I took the leap and did it, earning my MLS from the University of North Texas in 2004. Along the way I got married, got divorced, moved back home with my parents and finished my degree online, but I am grateful for the few limited semesters I got to spend on the UNT campus. Next to working at AIG, I’ve always felt most at home in an Academic setting.
Alas, the library profession has continued to change and evolve, and increasingly the MLS is treated like a defacto MBA. Any more, it seems as if the new librarian must be a Manager first, a librarian second. Traditional librarian tasks have been de-professionalized and passed on to less credentialed staff; Thus, the library skills take a back seat to managerial skills for the MLS-holding professional…which spells trouble for the potential Aspie librarian; Especially an awkward male librarian like myself, moving into a traditionally mostly NT female workplace.
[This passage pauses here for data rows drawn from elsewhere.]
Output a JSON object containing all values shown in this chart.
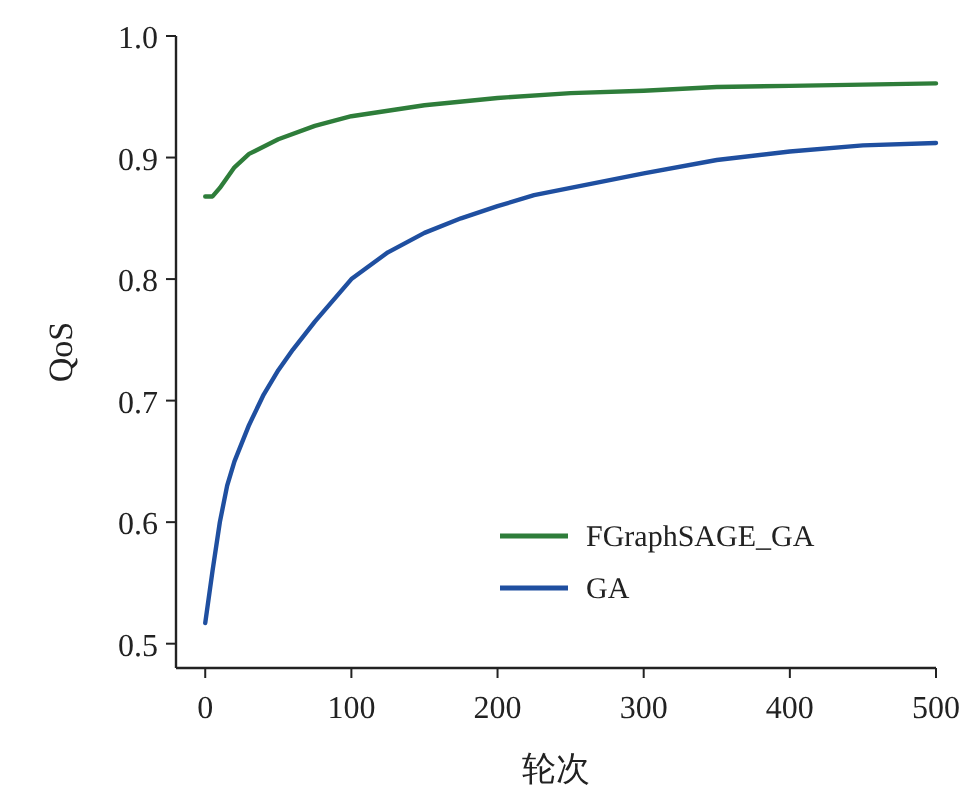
{
  "chart_data": {
    "type": "line",
    "xlabel": "轮次",
    "ylabel": "QoS",
    "xlim": [
      -20,
      500
    ],
    "ylim": [
      0.48,
      1.0
    ],
    "xticks": [
      0,
      100,
      200,
      300,
      400,
      500
    ],
    "yticks": [
      {
        "value": 0.5,
        "label": "0.5"
      },
      {
        "value": 0.6,
        "label": "0.6"
      },
      {
        "value": 0.7,
        "label": "0.7"
      },
      {
        "value": 0.8,
        "label": "0.8"
      },
      {
        "value": 0.9,
        "label": "0.9"
      },
      {
        "value": 1.0,
        "label": "1.0"
      }
    ],
    "legend": "bottom right",
    "grid": false,
    "marker": "none",
    "line_style": "solid",
    "series": [
      {
        "name": "FGraphSAGE_GA",
        "color": "#2e7d3a",
        "x": [
          0,
          5,
          10,
          20,
          30,
          50,
          75,
          100,
          150,
          200,
          250,
          300,
          350,
          400,
          450,
          500
        ],
        "values": [
          0.868,
          0.868,
          0.875,
          0.892,
          0.903,
          0.915,
          0.926,
          0.934,
          0.943,
          0.949,
          0.953,
          0.955,
          0.958,
          0.959,
          0.96,
          0.961
        ]
      },
      {
        "name": "GA",
        "color": "#1f4fa0",
        "x": [
          0,
          5,
          10,
          15,
          20,
          30,
          40,
          50,
          60,
          75,
          100,
          125,
          150,
          175,
          200,
          225,
          250,
          300,
          350,
          400,
          450,
          500
        ],
        "values": [
          0.517,
          0.56,
          0.6,
          0.63,
          0.65,
          0.68,
          0.705,
          0.725,
          0.742,
          0.765,
          0.8,
          0.822,
          0.838,
          0.85,
          0.86,
          0.869,
          0.875,
          0.887,
          0.898,
          0.905,
          0.91,
          0.912
        ]
      }
    ]
  }
}
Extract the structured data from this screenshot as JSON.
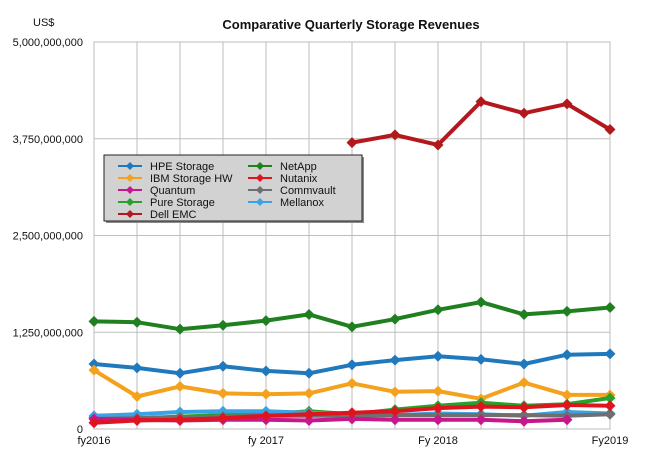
{
  "chart_data": {
    "type": "line",
    "title": "Comparative Quarterly Storage Revenues",
    "ylabel": "US$",
    "xlabel": "",
    "ylim": [
      0,
      5000000000
    ],
    "yticks": [
      0,
      1250000000,
      2500000000,
      3750000000,
      5000000000
    ],
    "ytick_labels": [
      "0",
      "1,250,000,000",
      "2,500,000,000",
      "3,750,000,000",
      "5,000,000,000"
    ],
    "x_tick_labels": [
      {
        "index": 0,
        "label": "fy2016"
      },
      {
        "index": 4,
        "label": "fy 2017"
      },
      {
        "index": 8,
        "label": "Fy 2018"
      },
      {
        "index": 12,
        "label": "Fy2019"
      }
    ],
    "n_quarters": 13,
    "grid": true,
    "legend_position": "upper-left",
    "series": [
      {
        "name": "Dell EMC",
        "color": "#b3191c",
        "values": [
          null,
          null,
          null,
          null,
          null,
          null,
          3700000000,
          3800000000,
          3670000000,
          4230000000,
          4080000000,
          4200000000,
          3870000000
        ]
      },
      {
        "name": "NetApp",
        "color": "#20801f",
        "values": [
          1390000000,
          1380000000,
          1290000000,
          1340000000,
          1400000000,
          1480000000,
          1320000000,
          1420000000,
          1540000000,
          1640000000,
          1480000000,
          1520000000,
          1570000000
        ]
      },
      {
        "name": "HPE Storage",
        "color": "#2179bd",
        "values": [
          840000000,
          790000000,
          720000000,
          810000000,
          750000000,
          720000000,
          830000000,
          890000000,
          940000000,
          900000000,
          840000000,
          960000000,
          970000000
        ]
      },
      {
        "name": "IBM Storage HW",
        "color": "#f4a21e",
        "values": [
          760000000,
          420000000,
          550000000,
          460000000,
          450000000,
          460000000,
          590000000,
          480000000,
          490000000,
          390000000,
          600000000,
          440000000,
          440000000
        ]
      },
      {
        "name": "Pure Storage",
        "color": "#29a02a",
        "values": [
          150000000,
          140000000,
          160000000,
          180000000,
          190000000,
          230000000,
          190000000,
          250000000,
          300000000,
          340000000,
          300000000,
          320000000,
          400000000
        ]
      },
      {
        "name": "Mellanox",
        "color": "#3ba3e3",
        "values": [
          170000000,
          190000000,
          220000000,
          230000000,
          230000000,
          210000000,
          190000000,
          180000000,
          200000000,
          190000000,
          170000000,
          220000000,
          200000000
        ]
      },
      {
        "name": "Commvault",
        "color": "#6f6f6f",
        "values": [
          130000000,
          140000000,
          150000000,
          160000000,
          170000000,
          170000000,
          170000000,
          180000000,
          180000000,
          180000000,
          180000000,
          170000000,
          190000000
        ]
      },
      {
        "name": "Quantum",
        "color": "#c7178c",
        "values": [
          130000000,
          120000000,
          110000000,
          120000000,
          120000000,
          110000000,
          130000000,
          120000000,
          120000000,
          120000000,
          100000000,
          120000000,
          null
        ]
      },
      {
        "name": "Nutanix",
        "color": "#e0141e",
        "values": [
          80000000,
          110000000,
          120000000,
          140000000,
          170000000,
          190000000,
          210000000,
          230000000,
          270000000,
          290000000,
          280000000,
          310000000,
          300000000
        ]
      }
    ],
    "legend": [
      {
        "name": "HPE Storage",
        "color": "#2179bd"
      },
      {
        "name": "NetApp",
        "color": "#20801f"
      },
      {
        "name": "IBM Storage HW",
        "color": "#f4a21e"
      },
      {
        "name": "Nutanix",
        "color": "#e0141e"
      },
      {
        "name": "Quantum",
        "color": "#c7178c"
      },
      {
        "name": "Commvault",
        "color": "#6f6f6f"
      },
      {
        "name": "Pure Storage",
        "color": "#29a02a"
      },
      {
        "name": "Mellanox",
        "color": "#3ba3e3"
      },
      {
        "name": "Dell EMC",
        "color": "#b3191c"
      }
    ]
  }
}
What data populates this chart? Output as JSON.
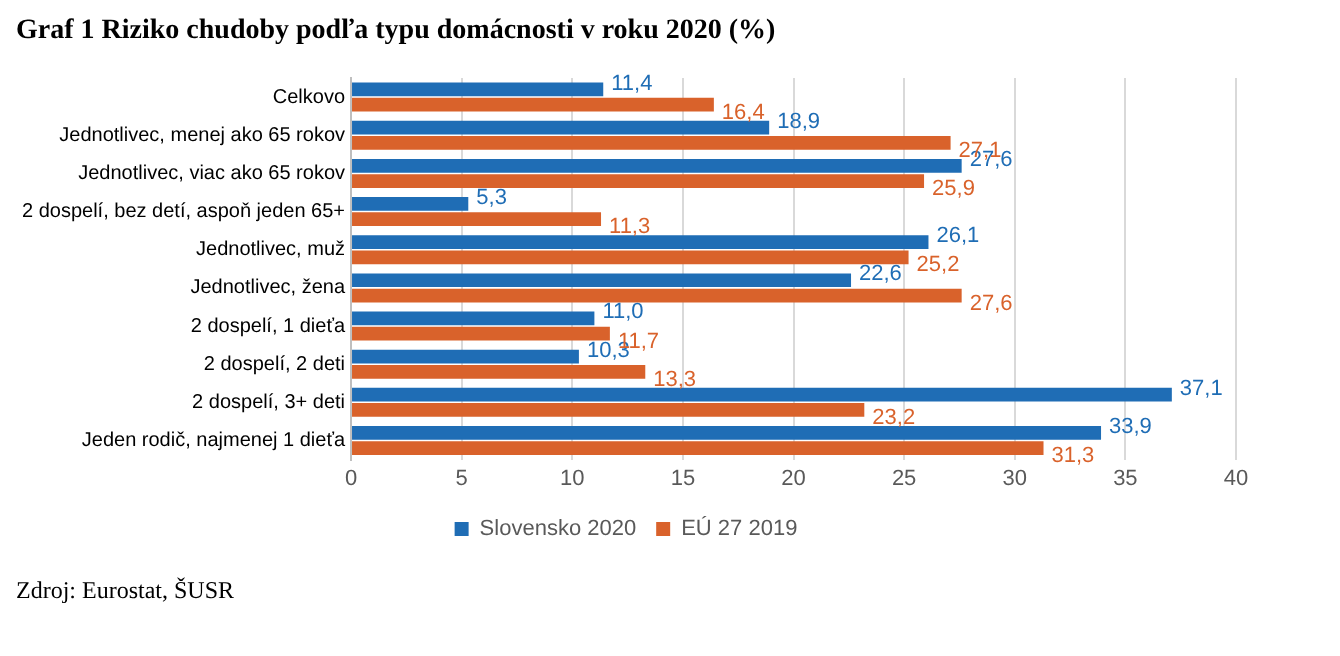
{
  "chart_data": {
    "type": "bar",
    "orientation": "horizontal",
    "title": "Graf 1 Riziko chudoby podľa typu domácnosti v roku 2020 (%)",
    "annotations": [
      "Zdroj: Eurostat, ŠUSR"
    ],
    "categories": [
      "Celkovo",
      "Jednotlivec, menej ako 65 rokov",
      "Jednotlivec, viac ako 65 rokov",
      "2 dospelí, bez detí, aspoň jeden 65+",
      "Jednotlivec, muž",
      "Jednotlivec, žena",
      "2 dospelí, 1 dieťa",
      "2 dospelí, 2 deti",
      "2 dospelí, 3+ deti",
      "Jeden rodič, najmenej 1 dieťa"
    ],
    "series": [
      {
        "name": "Slovensko 2020",
        "color": "#1f6db5",
        "values": [
          11.4,
          18.9,
          27.6,
          5.3,
          26.1,
          22.6,
          11.0,
          10.3,
          37.1,
          33.9
        ],
        "value_labels": [
          "11,4",
          "18,9",
          "27,6",
          "5,3",
          "26,1",
          "22,6",
          "11,0",
          "10,3",
          "37,1",
          "33,9"
        ]
      },
      {
        "name": "EÚ 27 2019",
        "color": "#d9622b",
        "values": [
          16.4,
          27.1,
          25.9,
          11.3,
          25.2,
          27.6,
          11.7,
          13.3,
          23.2,
          31.3
        ],
        "value_labels": [
          "16,4",
          "27,1",
          "25,9",
          "11,3",
          "25,2",
          "27,6",
          "11,7",
          "13,3",
          "23,2",
          "31,3"
        ]
      }
    ],
    "xlim": [
      0,
      40
    ],
    "xticks": [
      0,
      5,
      10,
      15,
      20,
      25,
      30,
      35,
      40
    ],
    "grid": "x",
    "legend": "bottom"
  }
}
In hindsight, that this choice would lead to career disaster and failure seems obvious, but without a solid diagnosis in hand, I was naively oblivious to the situation at the time.
I essentially walked away from a job (AIG, Inc.) where I was extremely competent, very happy and very emotionally satisfied by my work (it felt good knowing I was making a positive difference in the lives of real people hundreds and thousand of miles away)…I walked away from that an into a virtual minefield of social pitfalls and catty office politics that is all too typical of contemporary librarianship.
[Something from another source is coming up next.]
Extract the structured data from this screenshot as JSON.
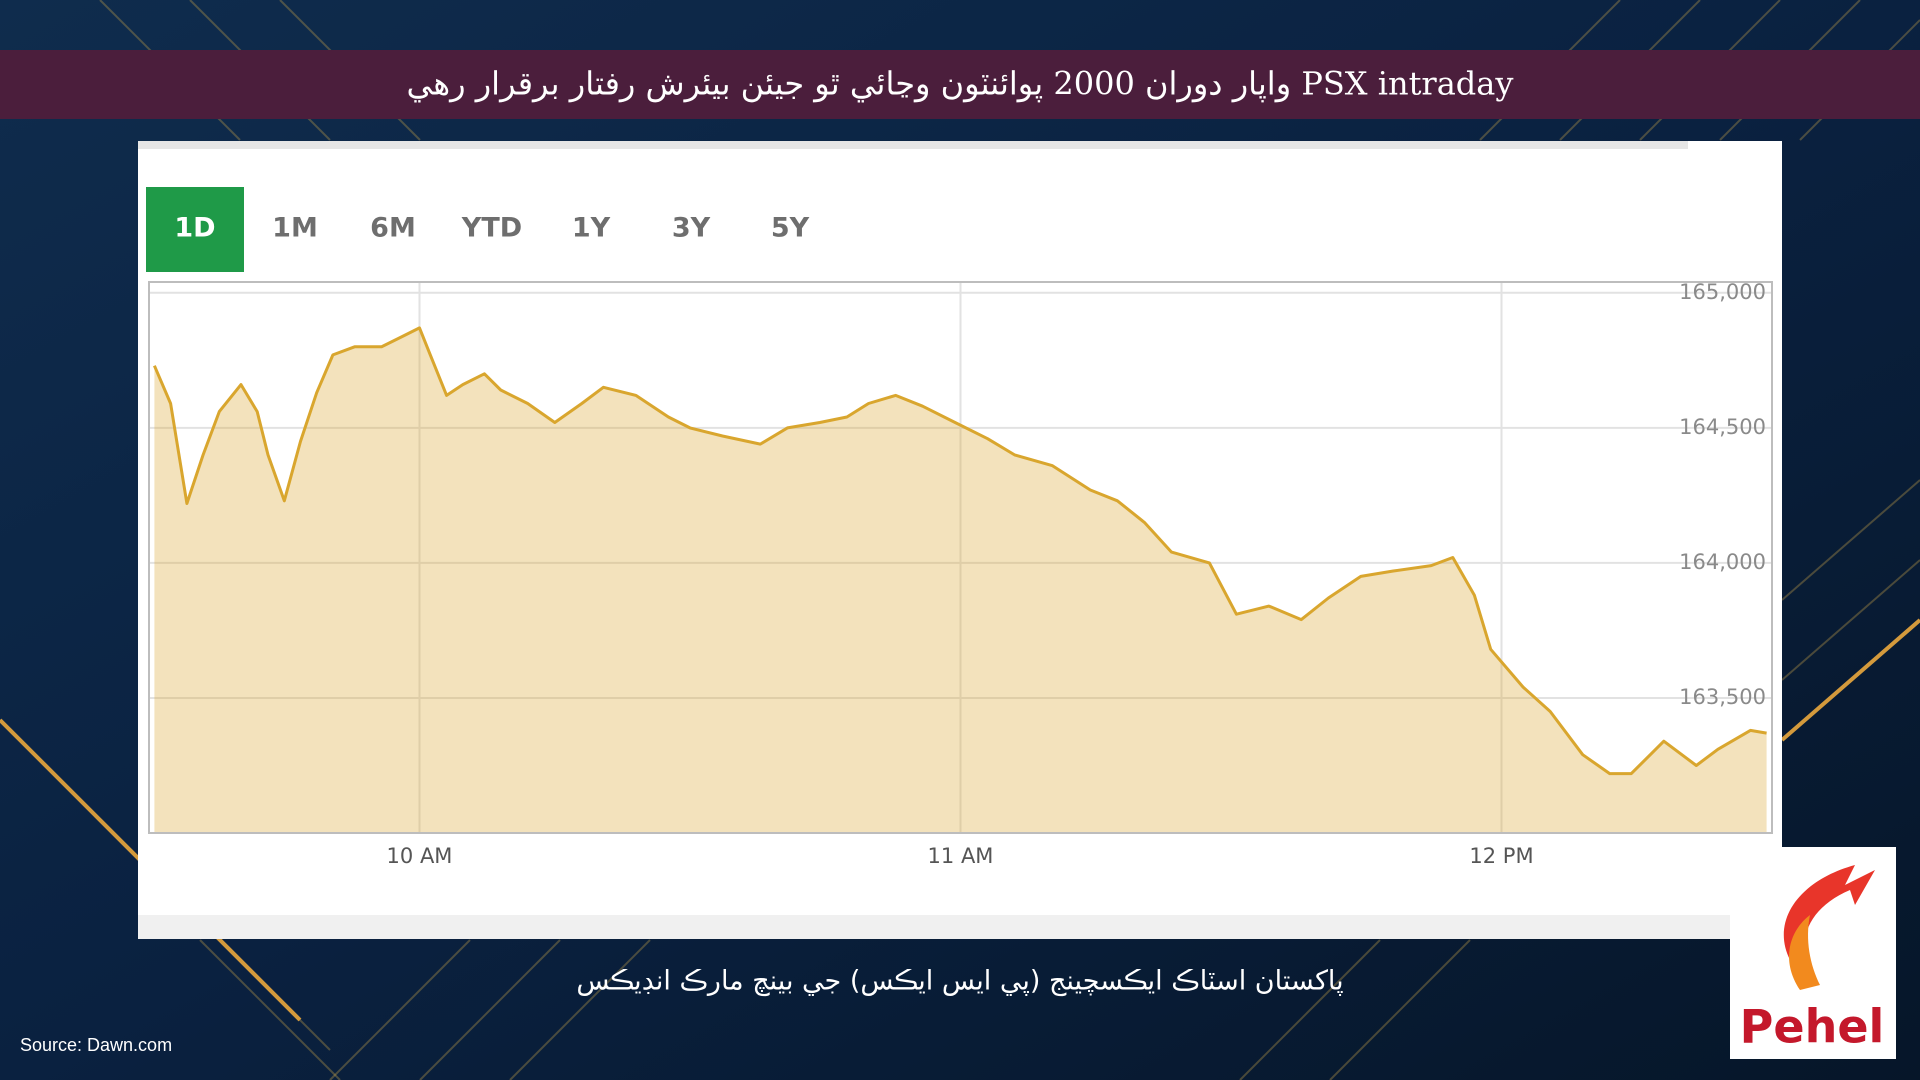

Mine is thus a negative example of what NOT to do. If you have Asperger’s syndrome or other ASD condition and find a job that you both enjoy and feel competent in, cling to it for dear life and don’t let go. Don’t let anyone belittle you and tell you the job is “beneath” you or that you’re “too smart” for such a position.
At the end of the day, I found myself grossly under-employed in a Public rather than Academic Library setting, working as an underpaid Clerk, actually earning less than I made during my best years at AIG, Inc.; I only THIS year managed to pay off all my student debt, and that only after having to declare bankruptcy and by living with my parents, thus cutting my living expenses to the bare minimum and devoting a large chunk of my monthly income to paying down those student loan debts.
I don’t hate my job with the local Public library system, but I can’t seem to find any way to advance in it either, back into the Librarian I ranks. I find myself time and again passed over for promotion by younger, less-well educated people, fresher out of library school than me, without a 2nd Master’s. As jobs go, I could certainly do worse, and in this economy I’m grateful for being employed full time, with benefits, and with a modest state pension ahead of me. But it’s no where near as fun, stimulating, or gratifying as when I worked for AIG, Inc.
And before you ask why I don’t just return to AIG, Inc., you may remember from newspaper headlines that AIG, Inc. was one of the too-big-to-fail Wall Street companies bailed out by Uncle Sam. Part of the deal of that bailout was a hiring freeze that has been in place more or less ever since. Believe me, if I could go back I would, but I can’t.
Please learn from my mistakes, if nothing else.